Durante décadas, Doña Ñata vio pasar por su puerta a generaciones enteras de familias santaelenenses que encontraban en el frigorífico su sustento diario y en su despensa, un pedacito de hogar donde podían encontrar desde los productos básicos hasta una palabra de aliento en los momentos difíciles.
La fortaleza de Antonina se había templado a través de múltiples pérdidas. “Estoy sola en este mundo”, confesaba con serenidad y tristeza. “Soy de una familia numerosa de 12 hermanos, todos han fallecido. Mi compañero de vida también lo perdí hace ocho años y luego a mi único hijo de cáncer de garganta hace dos años”. Cada pérdida había sido un golpe devastador, pero también una lección de resistencia que la había fortalecido para continuar adelante.
Ante tanta pérdida, Antonina encontraba refugio en una fe inquebrantable: “Yo lo considero un mensaje de Dios. Si él lo considera así, seguiré viviendo hasta que disponga”. Con los ojos empañados pero la voz firme, Antonina encarnaba un relato conmovedor de vida, perseverancia e incondicionalidad hacia un oficio que había construido junto a su familia.

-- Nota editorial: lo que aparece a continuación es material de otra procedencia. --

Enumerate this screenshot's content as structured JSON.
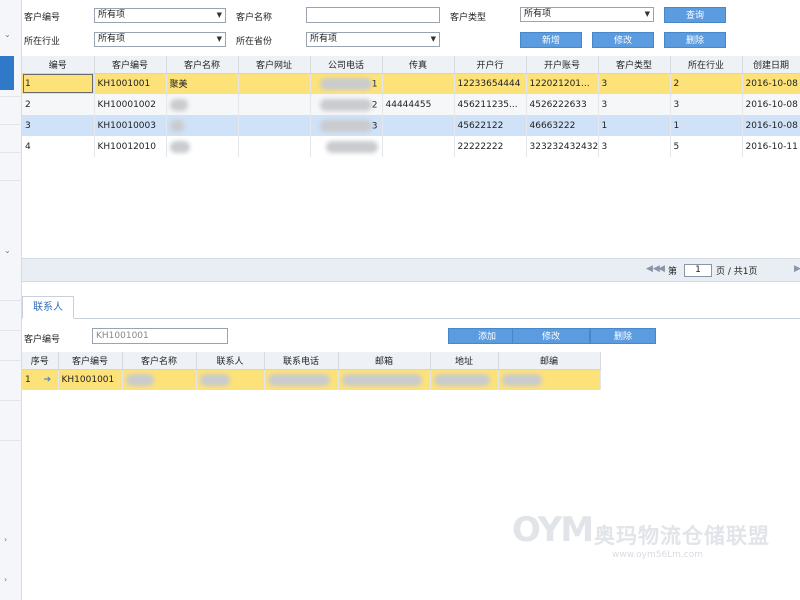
{
  "filters": {
    "customer_code_label": "客户编号",
    "customer_code_value": "所有项",
    "customer_name_label": "客户名称",
    "customer_name_value": "",
    "customer_type_label": "客户类型",
    "customer_type_value": "所有项",
    "industry_label": "所在行业",
    "industry_value": "所有项",
    "province_label": "所在省份",
    "province_value": "所有项"
  },
  "buttons": {
    "query": "查询",
    "add": "新增",
    "edit": "修改",
    "delete": "删除"
  },
  "customer_grid": {
    "columns": [
      "编号",
      "客户编号",
      "客户名称",
      "客户网址",
      "公司电话",
      "传真",
      "开户行",
      "开户账号",
      "客户类型",
      "所在行业",
      "创建日期"
    ],
    "rows": [
      {
        "no": "1",
        "code": "KH1001001",
        "name": "聚美",
        "website": "",
        "phone": "1",
        "fax": "",
        "bank": "12233654444",
        "account": "122021201...",
        "type": "3",
        "industry": "2",
        "date": "2016-10-08"
      },
      {
        "no": "2",
        "code": "KH10001002",
        "name": "",
        "website": "",
        "phone": "2",
        "fax": "44444455",
        "bank": "456211235...",
        "account": "4526222633",
        "type": "3",
        "industry": "3",
        "date": "2016-10-08"
      },
      {
        "no": "3",
        "code": "KH10010003",
        "name": "",
        "website": "",
        "phone": "3",
        "fax": "",
        "bank": "45622122",
        "account": "46663222",
        "type": "1",
        "industry": "1",
        "date": "2016-10-08"
      },
      {
        "no": "4",
        "code": "KH10012010",
        "name": "",
        "website": "",
        "phone": "",
        "fax": "",
        "bank": "22222222",
        "account": "323232432432",
        "type": "3",
        "industry": "5",
        "date": "2016-10-11"
      }
    ]
  },
  "pager": {
    "first_icon": "first-page-icon",
    "prev_icon": "prev-page-icon",
    "page_prefix": "第",
    "page_value": "1",
    "page_suffix": "页 / 共1页"
  },
  "contact_tab": {
    "label": "联系人",
    "customer_code_label": "客户编号",
    "customer_code_value": "KH1001001",
    "add": "添加",
    "edit": "修改",
    "delete": "删除"
  },
  "contact_grid": {
    "columns": [
      "序号",
      "客户编号",
      "客户名称",
      "联系人",
      "联系电话",
      "邮箱",
      "地址",
      "邮编"
    ],
    "rows": [
      {
        "no": "1",
        "code": "KH1001001",
        "name": "",
        "contact": "",
        "phone": "",
        "email": "",
        "address": "",
        "zip": ""
      }
    ]
  },
  "watermark": {
    "logo": "OYM",
    "text": "奥玛物流仓储联盟",
    "url": "www.oym56Lm.com"
  },
  "colors": {
    "button": "#5b9bdf",
    "selected_row": "#fde27a",
    "blue_row": "#cfe2f7",
    "tab_text": "#2f6fb8"
  }
}
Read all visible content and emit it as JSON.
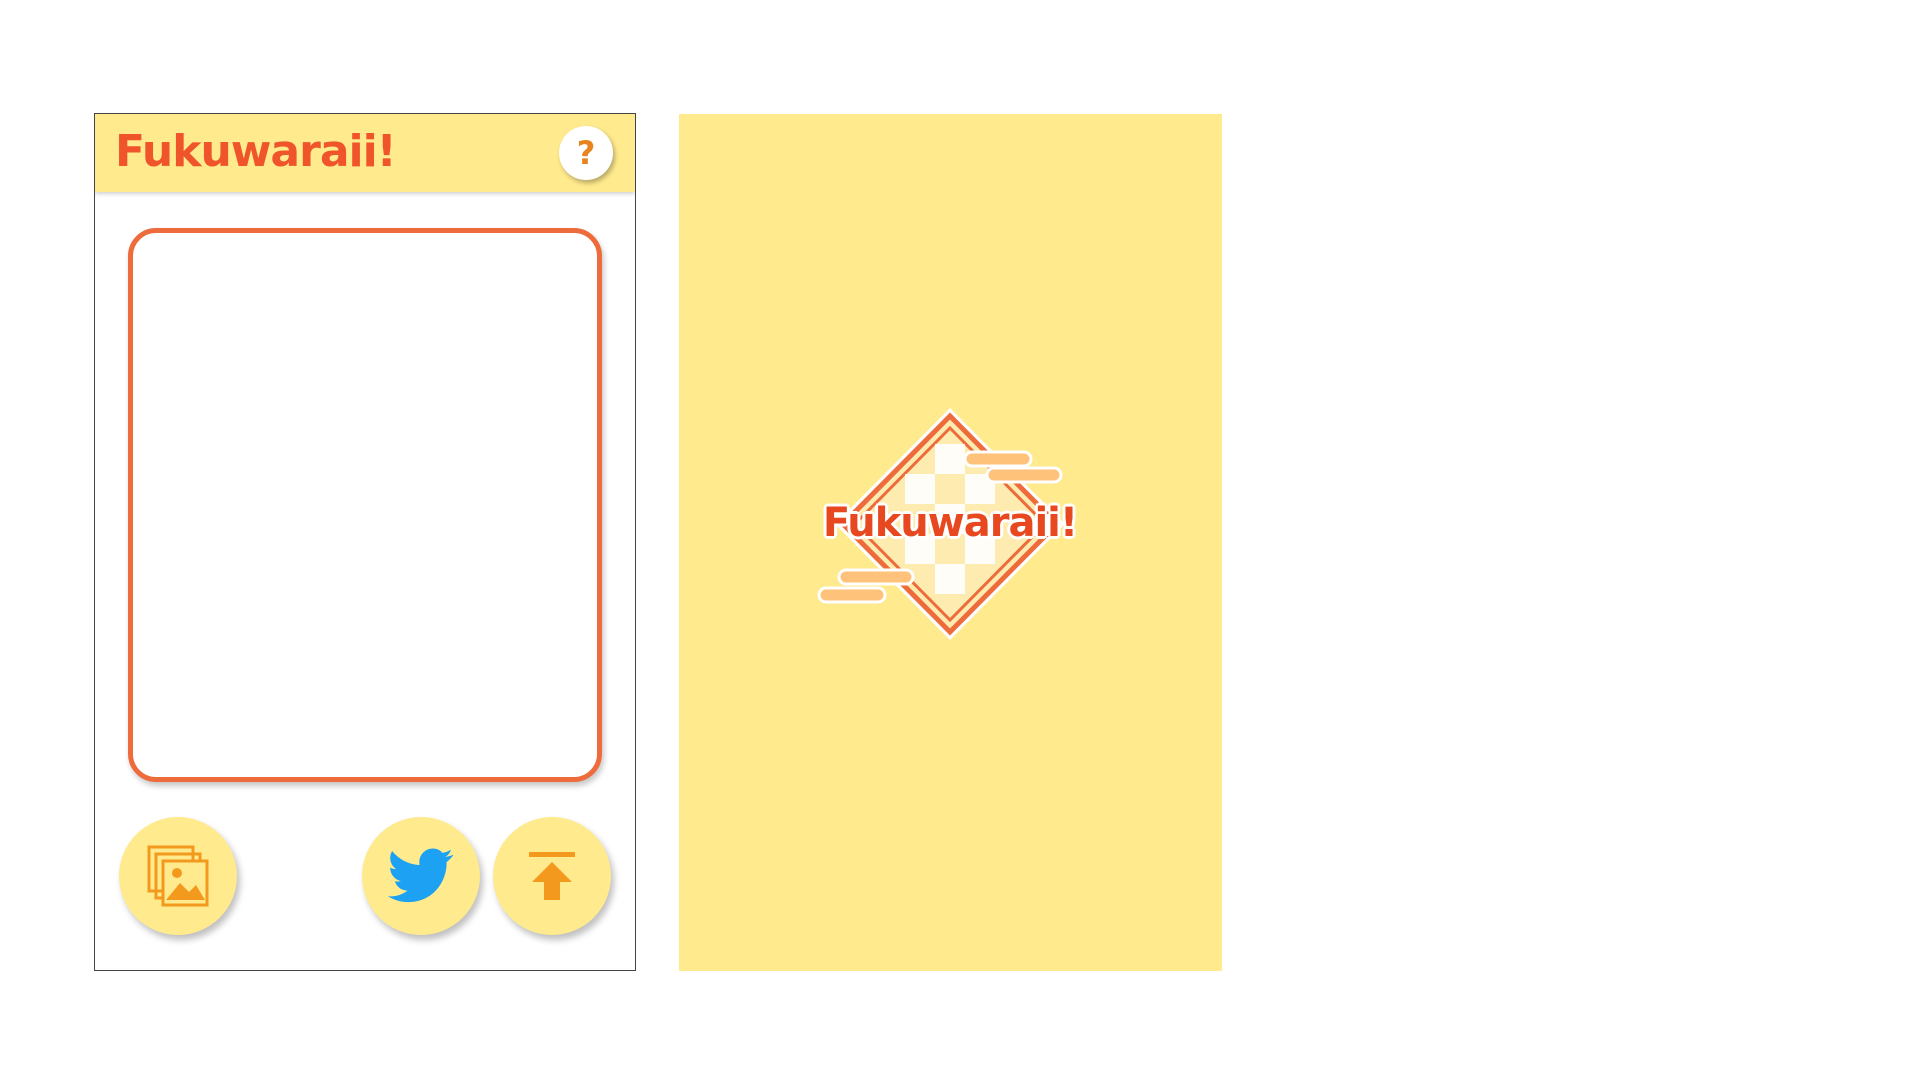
{
  "editor_screen": {
    "header": {
      "app_title": "Fukuwaraii!",
      "help_label": "?"
    },
    "actions": [
      {
        "name": "gallery",
        "icon": "image-gallery-icon"
      },
      {
        "name": "twitter",
        "icon": "twitter-bird-icon"
      },
      {
        "name": "upload",
        "icon": "upload-arrow-icon"
      }
    ]
  },
  "splash_screen": {
    "logo_text": "Fukuwaraii!"
  },
  "colors": {
    "header_bg": "#FFEA8D",
    "accent_orange": "#F0542A",
    "frame_orange": "#EE6B3C",
    "icon_orange": "#F39A1E",
    "twitter_blue": "#1DA1F2",
    "splash_bg": "#FFEA8D"
  }
}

La despensa de Doña Ñata representa mucho más que un simple comercio de barrio perdido en el tiempo. Es un testimonio viviente de la historia santaelenense, un eslabón irreemplazable entre el pasado próspero del frigorífico y el presente nostálgico de una comunidad que lucha por preservar su identidad frente a los cambios inevitables del progreso. Lugares como este merecen ser reconocidos oficialmente como patrimonio histórico y cultural de la localidad, valorados no solo por su función comercial original, sino principalmente por su enorme significado social, cultural e identitario para la comunidad. Son espacios únicos que guardan celosamente la memoria colectiva de generaciones, que mantienen vivas las tradiciones que el tiempo amenaza con borrar, y que, como la histórica despensa de Doña Ñata, han sabido resistir al paso implacable del tiempo funcionando como verdaderos faros de identidad comunitaria en medio de las transformaciones urbanas y sociales.

Hoy, cuando el silencio ha reemplazado definitivamente al bullicio cotidiano del frigorífico y sus trabajadores, cuando las calles han cambiado su fisonomía y muchas de las casas han sido reemplazadas o abandonadas, la memoria entrañable de Antonina Acuña de Pérez permanece como un recordatorio emotivo y permanente de que, a veces, las historias más extraordinarias y significativas de una comunidad se escriben detrás del mostrador humilde de una simple despensa de barrio, atendida con amor durante toda una vida.